Get up and eat, else the journey will be too long for you!
We too need food to strengthen us for the journey of our own lives. The world cannot offer us this food. It is a spiritual desert filled with mirage after mirage in the shapes of oases and food, but with nothing into which we can truly sink our teeth, nothing that can give us life or strength.
We need the bread from heaven spiritually every bit as much as the ancient Israelites needed the manna to sate their physical hunger. Jesus himself spoke of his Paschal mystery as an "exodus that he was going to accomplish in Jerusalem" (see Luke 9:31). If we are to take up our own crosses and follow him on this exodus we too will need this bread that Jesus promised.
The manna sustained the Israelites for forty years in the desert, precisely until they crossed into the promised land. The bread from the angel gave Elijah the strength for his own forty day journey on foot to the mountain of God, Horeb.
The Jews murmured about Jesus because he said,
“I am the bread that came down from heaven, ”
The Jews were of course familiar with these stories of miraculous bread from the Scriptures. What they couldn't accept right away, even having seen the multiplication of the loaves, was that Jesus somehow had a centrality that was pointed toward by the past occurrences, and by which alone they could be fully understand.
Then how can he say,
‘I have come down from heaven’?”
It seemed that the crowd was ready to receive bread from Jesus, saying, "Sir, give us this bread always" (see John 6:34), but not ready to accept that Jesus himself was this bread. What would it mean for him to have come down from heaven? It would be something greater than merely inviting or being open to the Father sending bread through his mediation, but in what way? What would it mean that he himself, by his own flesh, would give life to the world? And what, exactly, would it mean to eat bread of this kind?
No one can come to me unless the Father who sent me draw him,
and I will raise him on the last day.
It is written in the prophets:
They shall all be taught by God.
In order to receive the true bread from heaven they would have to allow themselves to be moved beyond appearances, drawn by the Father to faith in the Son. According to appearance Jesus might seem to be just one man among many, with a father and a mother, just like everyone else. But that appearance concealed a deeper truth. So too the Eucharist might appear to be mere bread, but that conceals a much deeper truth. It is a truth inaccessible to the senses, unattainable by reason, only available to those willing to be taught by God and drawn by the Father into faith.

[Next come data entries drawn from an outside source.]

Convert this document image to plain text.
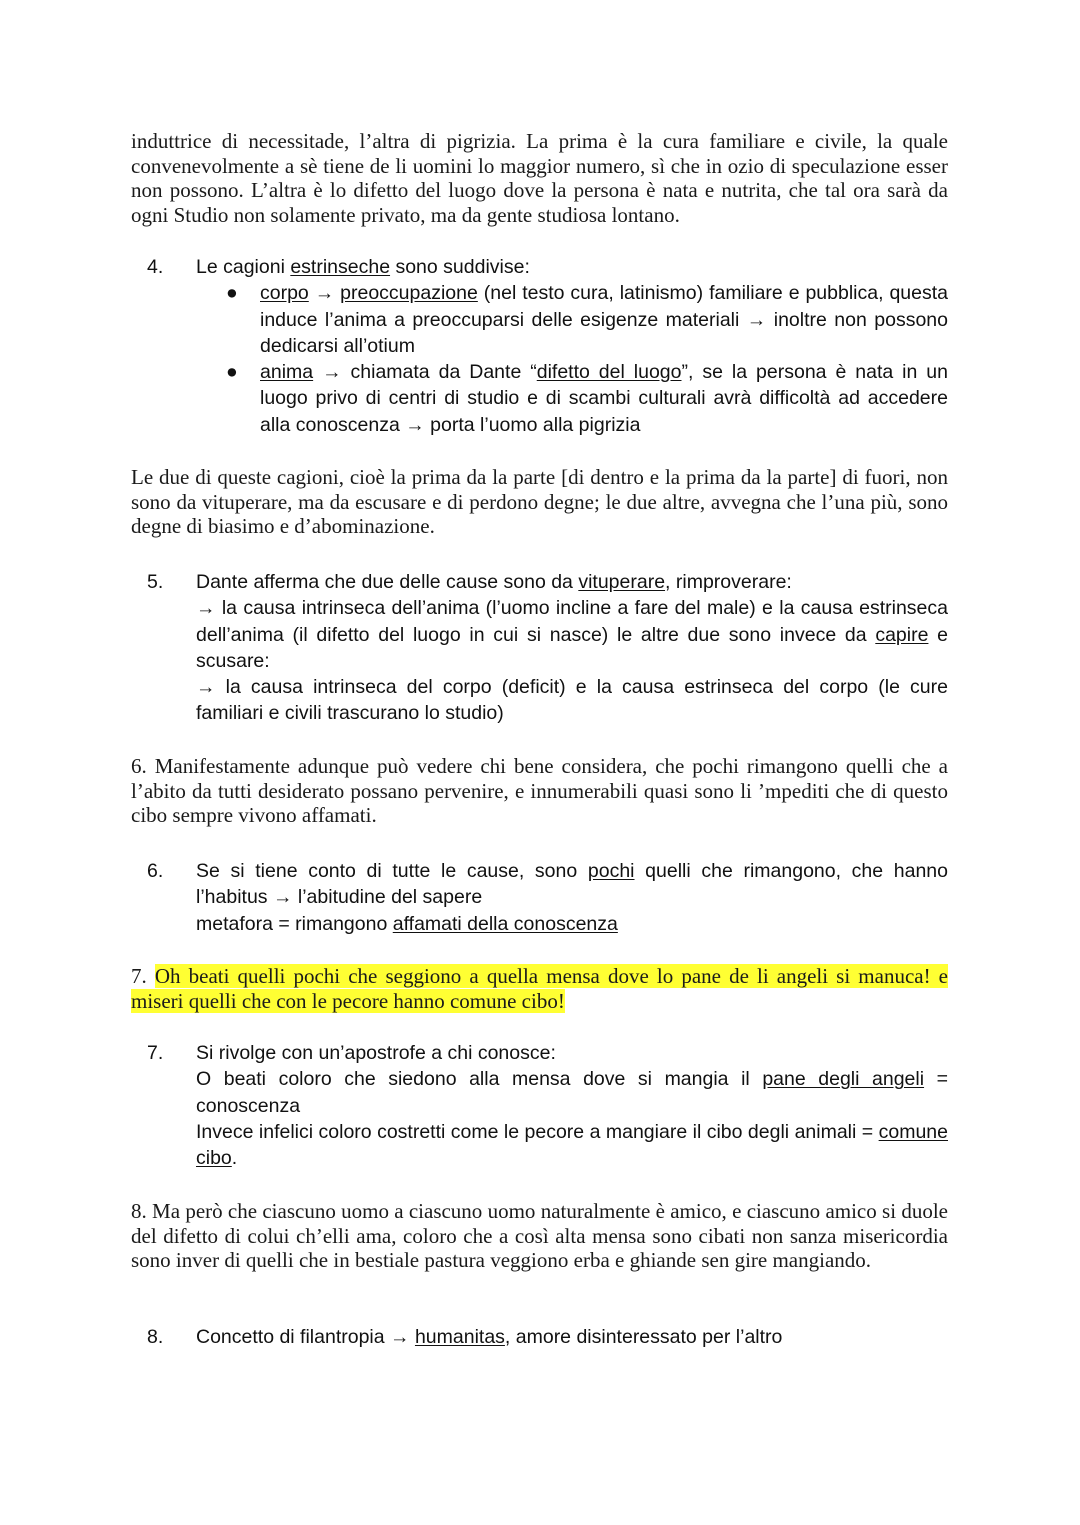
induttrice di necessitade, l’altra di pigrizia. La prima è la cura familiare e civile, la quale convenevolmente a sè tiene de li uomini lo maggior numero, sì che in ozio di speculazione esser non possono. L’altra è lo difetto del luogo dove la persona è nata e nutrita, che tal ora sarà da ogni Studio non solamente privato, ma da gente studiosa lontano.

4. Le cagioni estrinseche sono suddivise:
● corpo → preoccupazione (nel testo cura, latinismo) familiare e pubblica, questa induce l’anima a preoccuparsi delle esigenze materiali → inoltre non possono dedicarsi all’otium
● anima → chiamata da Dante “difetto del luogo”, se la persona è nata in un luogo privo di centri di studio e di scambi culturali avrà difficoltà ad accedere alla conoscenza → porta l’uomo alla pigrizia

Le due di queste cagioni, cioè la prima da la parte [di dentro e la prima da la parte] di fuori, non sono da vituperare, ma da escusare e di perdono degne; le due altre, avvegna che l’una più, sono degne di biasimo e d’abominazione.

5. Dante afferma che due delle cause sono da vituperare, rimproverare:
→ la causa intrinseca dell’anima (l’uomo incline a fare del male) e la causa estrinseca dell’anima (il difetto del luogo in cui si nasce) le altre due sono invece da capire e scusare:
→ la causa intrinseca del corpo (deficit) e la causa estrinseca del corpo (le cure familiari e civili trascurano lo studio)

6. Manifestamente adunque può vedere chi bene considera, che pochi rimangono quelli che a l’abito da tutti desiderato possano pervenire, e innumerabili quasi sono li ’mpediti che di questo cibo sempre vivono affamati.

6. Se si tiene conto di tutte le cause, sono pochi quelli che rimangono, che hanno l’habitus → l’abitudine del sapere
metafora = rimangono affamati della conoscenza

7. Oh beati quelli pochi che seggiono a quella mensa dove lo pane de li angeli si manuca! e miseri quelli che con le pecore hanno comune cibo!

7. Si rivolge con un’apostrofe a chi conosce:
O beati coloro che siedono alla mensa dove si mangia il pane degli angeli = conoscenza
Invece infelici coloro costretti come le pecore a mangiare il cibo degli animali = comune cibo.

8. Ma però che ciascuno uomo a ciascuno uomo naturalmente è amico, e ciascuno amico si duole del difetto di colui ch’elli ama, coloro che a così alta mensa sono cibati non sanza misericordia sono inver di quelli che in bestiale pastura veggiono erba e ghiande sen gire mangiando.

8. Concetto di filantropia → humanitas, amore disinteressato per l’altro
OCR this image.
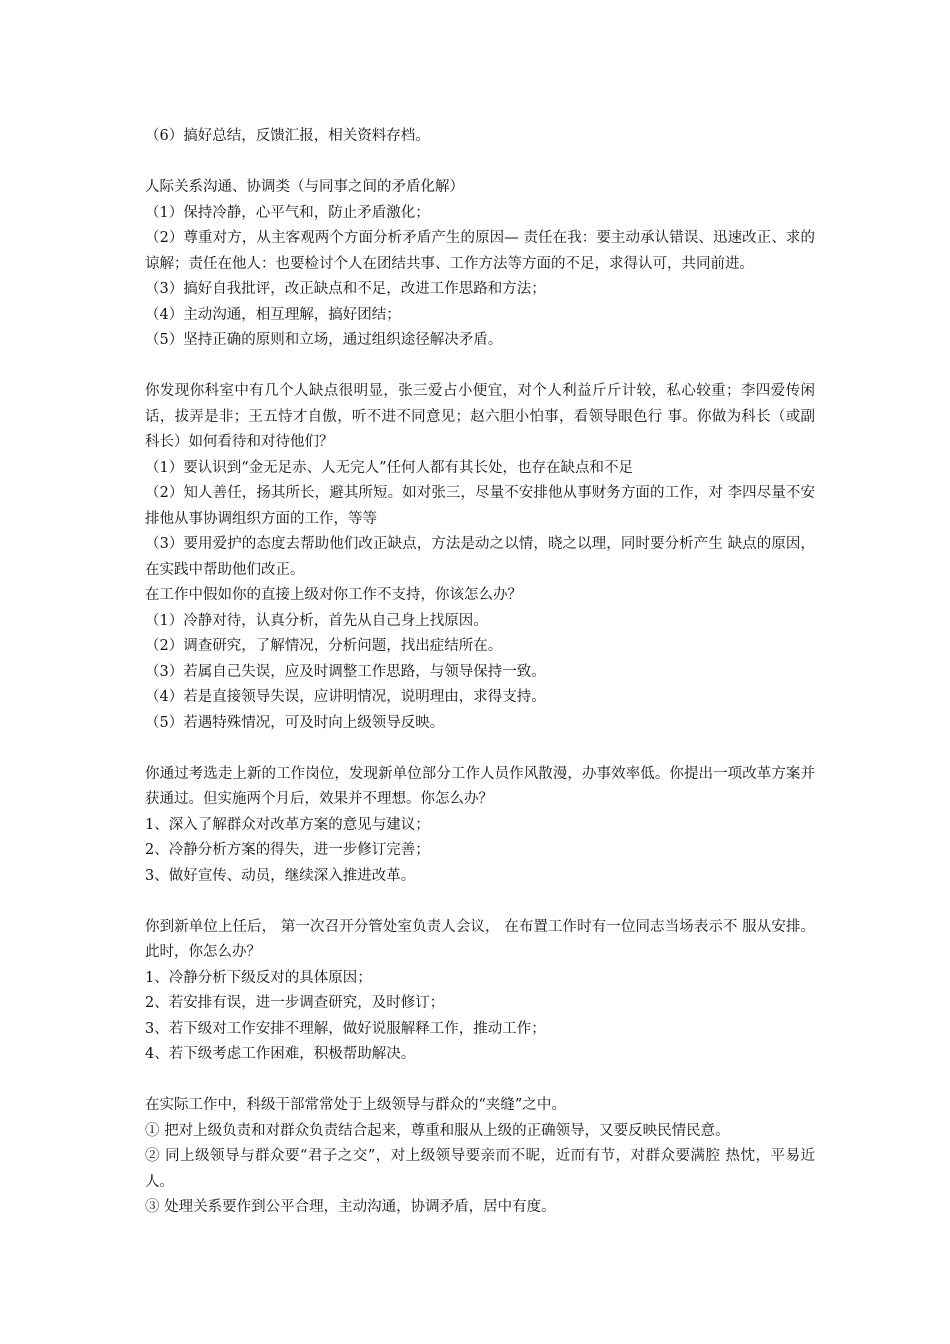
（6）搞好总结，反馈汇报，相关资料存档。

人际关系沟通、协调类（与同事之间的矛盾化解）

（1）保持冷静，心平气和，防止矛盾激化；

（2）尊重对方，从主客观两个方面分析矛盾产生的原因— 责任在我：要主动承认错误、迅速改正、求的谅解；责任在他人：也要检讨个人在团结共事、工作方法等方面的不足，求得认可，共同前进。

（3）搞好自我批评，改正缺点和不足，改进工作思路和方法；

（4）主动沟通，相互理解，搞好团结；

（5）坚持正确的原则和立场，通过组织途径解决矛盾。

你发现你科室中有几个人缺点很明显，张三爱占小便宜，对个人利益斤斤计较，私心较重；李四爱传闲话，拔弄是非；王五恃才自傲，听不进不同意见；赵六胆小怕事，看领导眼色行 事。你做为科长（或副科长）如何看待和对待他们？

（1）要认识到“金无足赤、人无完人”任何人都有其长处，也存在缺点和不足

（2）知人善任，扬其所长，避其所短。如对张三，尽量不安排他从事财务方面的工作，对 李四尽量不安排他从事协调组织方面的工作，等等

（3）要用爱护的态度去帮助他们改正缺点，方法是动之以情，晓之以理，同时要分析产生 缺点的原因，在实践中帮助他们改正。

在工作中假如你的直接上级对你工作不支持，你该怎么办？

（1）冷静对待，认真分析，首先从自己身上找原因。

（2）调查研究，了解情况，分析问题，找出症结所在。

（3）若属自己失误，应及时调整工作思路，与领导保持一致。

（4）若是直接领导失误，应讲明情况，说明理由，求得支持。

（5）若遇特殊情况，可及时向上级领导反映。

你通过考选走上新的工作岗位，发现新单位部分工作人员作风散漫，办事效率低。你提出一项改革方案并获通过。但实施两个月后，效果并不理想。你怎么办？

1、深入了解群众对改革方案的意见与建议；

2、冷静分析方案的得失，进一步修订完善；

3、做好宣传、动员，继续深入推进改革。

你到新单位上任后， 第一次召开分管处室负责人会议， 在布置工作时有一位同志当场表示不 服从安排。此时，你怎么办？

1、冷静分析下级反对的具体原因；

2、若安排有误，进一步调查研究，及时修订；

3、若下级对工作安排不理解，做好说服解释工作，推动工作；

4、若下级考虑工作困难，积极帮助解决。

在实际工作中，科级干部常常处于上级领导与群众的“夹缝”之中。

① 把对上级负责和对群众负责结合起来，尊重和服从上级的正确领导，又要反映民情民意。

② 同上级领导与群众要“君子之交”，对上级领导要亲而不昵，近而有节，对群众要满腔 热忱，平易近人。

③ 处理关系要作到公平合理，主动沟通，协调矛盾，居中有度。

Everyone who listens to my Father and learns from him comes to me.
If we don't immediately recognize that Jesus is the Son of the Father, or that the Eucharist is his flesh and blood, Jesus himself is the one through whom the Father desires to reveal that truth to us. It is not as though we should go off and wait for our own revelation, specially for us, apart from the revelation of Jesus. Even though we may not understand his words immediately, it is precisely through Jesus and his words that the Father draws us into the mystery. Understanding will come, but faith must come first. It can be, as for Anselm "faith seeking understanding". But what it cannot and can never be is faith demanding understanding.
Faith for all defects supplying,Where the feeble senses fail.- St Thomas Aquinas, Tantum Ergo
Jesus himself is the bread from heaven because he alone came from heaven to reveal the Father to us. He alone, by his cross and resurrection, has become the source of true and eternal life for us. The way he gives us this life is amazingly abundantly available to those who are childlike enough to take him at his word. It is here in the Eucharist that he scatters the proud in their conceit and lifts up the lowly. It is here that he himself does not simply pass life onto us from source external to himself, but rather is himself the very life we receive.
Do we take this promise of Jesus seriously? Are we really open enough to taste and see just how good he is? If so, we too will be transformed by what he gives us. We will become more and more what we receive.
So be imitators of God, as beloved children, and live in love,
as Christ loved us and handed himself over for us
as a sacrificial offering to God for a fragrant aroma.